Skip to content

The duckplyr package aims at providing a fully compatible drop-in replacement for dplyr. To achieve this, only a carefully selected subset of dplyr's operations, R functions, and R data types are implemented. Whenever a request cannot be handled by DuckDB, duckplyr falls back to dplyr. See vignette("fallback")` for details.

To assist future development, the fallback situations can be logged to the console or to a local file and uploaded for analysis. By default, duckplyr will not log or upload anything. The functions and environment variables on this page control the process.

fallback_sitrep() prints the current settings for fallback printing, logging, and uploading, the number of reports ready for upload, and the location of the logs.

fallback_config() configures the current settings for fallback printing, logging, and uploading. Only settings that do not affect computation results can be configured, this is by design. The configuration is stored in a file under tools::R_user_dir("duckplyr", "config") . When the duckplyr package is loaded, the configuration is read from this file, and the corresponding environment variables are set.

fallback_review() prints the available reports for review to the console.

fallback_upload() uploads the available reports to a central server for analysis. The server is hosted on AWS and the reports are stored in a private S3 bucket. Only authorized personnel have access to the reports.

fallback_purge() deletes some or all available reports.

Usage

fallback_sitrep()

fallback_config(
  ...,
  reset_all = FALSE,
  info = NULL,
  logging = NULL,
  autoupload = NULL,
  log_dir = NULL,
  verbose = NULL
)

fallback_review(oldest = NULL, newest = NULL, detail = TRUE)

fallback_upload(oldest = NULL, newest = NULL, strict = TRUE)

fallback_purge(oldest = NULL, newest = NULL)

Arguments

...

These dots are for future extensions and must be empty.

reset_all

Set to TRUE to reset all settings to their defaults. The R session must be restarted for the changes to take effect.

info

Set to TRUE to enable fallback printing.

logging

Set to FALSE to disable fallback logging, set to TRUE to explicitly enable it.

autoupload

Set to TRUE to enable automatic fallback uploading, set to FALSE to disable it.

log_dir

Set the location of the logs in the file system. The directory will be created if it does not exist.

verbose

Set to TRUE to enable verbose logging.

oldest, newest

The number of oldest or newest reports to review. If not specified, all reports are dispayed.

detail

Print the full content of the reports. Set to FALSE to only print the file names.

strict

If TRUE, the function aborts if any of the reports fail to upload. With FALSE, only a message is printed.

Details

Logging is on by default, but can be turned off. Uploading is opt-in.

The following environment variables control the logging and uploading:

  • DUCKPLYR_FALLBACK_INFO controls human-friendly alerts for fallback events. If TRUE, a message is printed when a fallback to dplyr occurs because DuckDB cannot handle a request. These messages are never logged.

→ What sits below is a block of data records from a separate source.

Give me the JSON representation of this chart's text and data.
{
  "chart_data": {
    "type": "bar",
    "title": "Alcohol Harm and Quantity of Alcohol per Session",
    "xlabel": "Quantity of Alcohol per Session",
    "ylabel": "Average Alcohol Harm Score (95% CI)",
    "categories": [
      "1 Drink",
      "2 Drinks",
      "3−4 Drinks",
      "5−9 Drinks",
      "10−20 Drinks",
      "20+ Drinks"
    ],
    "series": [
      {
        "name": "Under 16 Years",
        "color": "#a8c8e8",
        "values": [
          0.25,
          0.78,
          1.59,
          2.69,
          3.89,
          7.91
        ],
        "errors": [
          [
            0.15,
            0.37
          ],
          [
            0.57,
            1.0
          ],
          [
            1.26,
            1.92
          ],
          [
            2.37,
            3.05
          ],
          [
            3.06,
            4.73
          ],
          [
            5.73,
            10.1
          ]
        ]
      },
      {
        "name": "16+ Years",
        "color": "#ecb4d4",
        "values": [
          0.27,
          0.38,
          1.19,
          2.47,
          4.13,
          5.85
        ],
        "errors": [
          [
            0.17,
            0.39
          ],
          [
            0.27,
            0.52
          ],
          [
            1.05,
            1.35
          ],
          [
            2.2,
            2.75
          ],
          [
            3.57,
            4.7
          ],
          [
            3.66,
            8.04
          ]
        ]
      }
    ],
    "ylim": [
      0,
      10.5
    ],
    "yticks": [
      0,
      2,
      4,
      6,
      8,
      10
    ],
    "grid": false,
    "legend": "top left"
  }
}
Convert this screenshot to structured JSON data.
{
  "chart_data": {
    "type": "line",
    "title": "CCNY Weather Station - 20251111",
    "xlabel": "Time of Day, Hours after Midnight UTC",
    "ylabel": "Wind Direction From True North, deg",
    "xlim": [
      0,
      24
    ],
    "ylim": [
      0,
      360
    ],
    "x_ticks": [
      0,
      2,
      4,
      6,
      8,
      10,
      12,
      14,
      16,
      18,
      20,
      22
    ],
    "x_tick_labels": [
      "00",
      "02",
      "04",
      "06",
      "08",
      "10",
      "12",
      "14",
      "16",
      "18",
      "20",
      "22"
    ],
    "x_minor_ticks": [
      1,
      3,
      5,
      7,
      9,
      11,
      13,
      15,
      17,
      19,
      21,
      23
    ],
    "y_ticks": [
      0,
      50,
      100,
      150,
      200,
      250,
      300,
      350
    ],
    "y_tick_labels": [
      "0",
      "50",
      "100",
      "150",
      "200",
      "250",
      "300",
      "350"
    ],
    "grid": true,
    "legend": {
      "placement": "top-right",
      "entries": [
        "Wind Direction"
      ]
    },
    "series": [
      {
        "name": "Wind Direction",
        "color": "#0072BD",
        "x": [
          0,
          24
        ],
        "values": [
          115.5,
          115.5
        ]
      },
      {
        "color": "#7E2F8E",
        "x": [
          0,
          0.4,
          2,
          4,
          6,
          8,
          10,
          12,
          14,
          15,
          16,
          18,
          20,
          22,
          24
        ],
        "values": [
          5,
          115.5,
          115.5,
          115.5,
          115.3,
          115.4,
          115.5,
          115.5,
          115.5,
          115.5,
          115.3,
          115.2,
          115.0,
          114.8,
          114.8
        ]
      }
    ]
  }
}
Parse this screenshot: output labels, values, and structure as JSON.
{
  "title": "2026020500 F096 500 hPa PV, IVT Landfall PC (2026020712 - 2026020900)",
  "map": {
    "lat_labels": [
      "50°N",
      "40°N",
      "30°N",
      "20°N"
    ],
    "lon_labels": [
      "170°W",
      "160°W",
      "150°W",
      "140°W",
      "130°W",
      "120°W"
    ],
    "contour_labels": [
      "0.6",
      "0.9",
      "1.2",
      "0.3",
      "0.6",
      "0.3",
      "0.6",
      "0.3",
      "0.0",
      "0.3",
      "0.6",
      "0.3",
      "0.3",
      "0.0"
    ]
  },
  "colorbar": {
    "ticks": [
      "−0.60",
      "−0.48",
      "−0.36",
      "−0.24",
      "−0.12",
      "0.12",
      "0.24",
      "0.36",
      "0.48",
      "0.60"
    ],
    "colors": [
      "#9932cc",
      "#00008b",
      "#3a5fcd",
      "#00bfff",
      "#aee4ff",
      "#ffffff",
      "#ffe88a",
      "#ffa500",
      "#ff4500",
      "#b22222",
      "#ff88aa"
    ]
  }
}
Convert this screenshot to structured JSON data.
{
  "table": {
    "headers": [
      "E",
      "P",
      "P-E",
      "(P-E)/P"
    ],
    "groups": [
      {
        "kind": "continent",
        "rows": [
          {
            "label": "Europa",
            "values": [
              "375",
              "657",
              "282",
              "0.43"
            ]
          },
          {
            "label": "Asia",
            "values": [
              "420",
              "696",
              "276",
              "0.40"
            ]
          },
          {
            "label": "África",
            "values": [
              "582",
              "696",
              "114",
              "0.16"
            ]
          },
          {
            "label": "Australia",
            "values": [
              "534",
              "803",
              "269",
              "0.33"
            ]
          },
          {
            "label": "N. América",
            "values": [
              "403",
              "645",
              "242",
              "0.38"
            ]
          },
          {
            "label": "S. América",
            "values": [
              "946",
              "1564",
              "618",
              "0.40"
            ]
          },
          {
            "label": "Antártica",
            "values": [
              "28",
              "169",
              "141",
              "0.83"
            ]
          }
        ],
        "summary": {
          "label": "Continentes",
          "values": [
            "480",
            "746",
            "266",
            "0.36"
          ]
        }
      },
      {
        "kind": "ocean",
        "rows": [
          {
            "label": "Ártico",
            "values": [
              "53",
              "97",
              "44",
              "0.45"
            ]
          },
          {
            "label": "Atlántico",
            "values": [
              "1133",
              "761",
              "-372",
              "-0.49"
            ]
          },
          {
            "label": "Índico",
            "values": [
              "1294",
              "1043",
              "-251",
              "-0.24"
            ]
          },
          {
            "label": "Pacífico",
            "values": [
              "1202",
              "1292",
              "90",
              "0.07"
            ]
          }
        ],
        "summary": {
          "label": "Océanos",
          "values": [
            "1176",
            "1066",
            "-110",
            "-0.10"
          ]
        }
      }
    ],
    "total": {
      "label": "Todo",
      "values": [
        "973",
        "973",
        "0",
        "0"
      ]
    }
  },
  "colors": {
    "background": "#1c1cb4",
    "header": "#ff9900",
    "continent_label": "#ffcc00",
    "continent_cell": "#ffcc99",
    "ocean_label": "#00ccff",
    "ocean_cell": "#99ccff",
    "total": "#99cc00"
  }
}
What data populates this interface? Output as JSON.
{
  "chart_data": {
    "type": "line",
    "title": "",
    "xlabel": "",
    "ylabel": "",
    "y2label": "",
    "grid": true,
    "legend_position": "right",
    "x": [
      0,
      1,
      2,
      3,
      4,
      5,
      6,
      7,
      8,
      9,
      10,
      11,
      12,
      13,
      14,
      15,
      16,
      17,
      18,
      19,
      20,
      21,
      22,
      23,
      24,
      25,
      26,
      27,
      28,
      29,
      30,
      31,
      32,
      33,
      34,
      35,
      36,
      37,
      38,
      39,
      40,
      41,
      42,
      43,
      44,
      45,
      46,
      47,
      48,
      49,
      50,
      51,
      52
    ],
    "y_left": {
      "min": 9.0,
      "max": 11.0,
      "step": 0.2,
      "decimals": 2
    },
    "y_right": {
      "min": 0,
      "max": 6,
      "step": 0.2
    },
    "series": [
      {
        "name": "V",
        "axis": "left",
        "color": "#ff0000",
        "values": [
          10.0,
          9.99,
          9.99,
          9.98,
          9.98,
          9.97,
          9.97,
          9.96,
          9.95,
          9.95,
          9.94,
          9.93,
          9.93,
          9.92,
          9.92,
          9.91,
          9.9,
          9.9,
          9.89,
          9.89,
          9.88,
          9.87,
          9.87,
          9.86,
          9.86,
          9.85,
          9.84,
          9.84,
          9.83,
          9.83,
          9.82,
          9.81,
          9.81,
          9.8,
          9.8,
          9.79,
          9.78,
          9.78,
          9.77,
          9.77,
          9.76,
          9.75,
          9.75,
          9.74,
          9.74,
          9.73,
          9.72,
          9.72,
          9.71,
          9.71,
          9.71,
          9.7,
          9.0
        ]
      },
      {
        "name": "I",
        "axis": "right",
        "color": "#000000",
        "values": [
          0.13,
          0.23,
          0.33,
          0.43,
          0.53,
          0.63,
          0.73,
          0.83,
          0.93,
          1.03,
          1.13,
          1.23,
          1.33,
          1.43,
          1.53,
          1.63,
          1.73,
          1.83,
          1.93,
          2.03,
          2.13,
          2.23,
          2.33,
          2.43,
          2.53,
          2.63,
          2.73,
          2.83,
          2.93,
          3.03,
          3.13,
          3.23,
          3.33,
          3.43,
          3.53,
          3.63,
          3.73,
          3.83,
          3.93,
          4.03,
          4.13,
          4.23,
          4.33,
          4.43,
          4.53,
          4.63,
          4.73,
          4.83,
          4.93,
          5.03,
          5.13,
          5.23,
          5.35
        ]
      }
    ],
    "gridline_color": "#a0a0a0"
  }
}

  • DUCKPLYR_FALLBACK_COLLECT controls logging, set it to 1 or greater to enable logging. If the value is 0, logging is disabled. Future versions of duckplyr may start logging additional data and thus require a higher value to enable logging. Set to 99 to enable logging for all future versions. Use usethis::edit_r_environ() to edit the environment file.

  • DUCKPLYR_FALLBACK_AUTOUPLOAD controls uploading, set it to 1 or greater to enable uploading. If the value is 0, uploading is disabled. Currently, uploading is active if the value is 1 or greater. Future versions of duckplyr may start logging additional data and thus require a higher value to enable uploading. Set to 99 to enable uploading for all future versions. Use usethis::edit_r_environ() to edit the environment file.

  • DUCKPLYR_FALLBACK_LOG_DIR controls the location of the logs. It must point to a directory (existing or not) where the logs will be written. By default, logs are written to a directory in the user's cache directory as returned by tools::R_user_dir("duckplyr", "cache").

  • DUCKPLYR_FALLBACK_VERBOSE controls printing of log data, set it to TRUE or FALSE to enable or disable printing. If the value is TRUE, a message is printed to the console for each fallback situation. This setting is only relevant if logging is enabled, and mostly useful for duckplyr's internal tests.

All code related to fallback logging and uploading is in the fallback.R and telemetry.R files.

Examples

fallback_sitrep()
#> The duckplyr package is configured to fall back to dplyr when it
#> encounters an incompatibility. Fallback events can be collected and
#> uploaded for analysis to guide future development. By default, data
#> will be collected but no data will be uploaded.
#>  Fallback printing is disabled.
#>  Fallback logging is enabled.
#>  Fallback logging is not controlled, see `?duckplyr::fallback()`.
#>  Logs are written to /home/runner/.cache/R/duckplyr/telemetry.
#>  Automatic fallback uploading is disabled.
#>  Number of reports ready for upload: 2.
#> → Review with `duckplyr::fallback_review()`, upload with
#>   `duckplyr::fallback_upload()`.
#>  See `?duckplyr::fallback_config()` for details.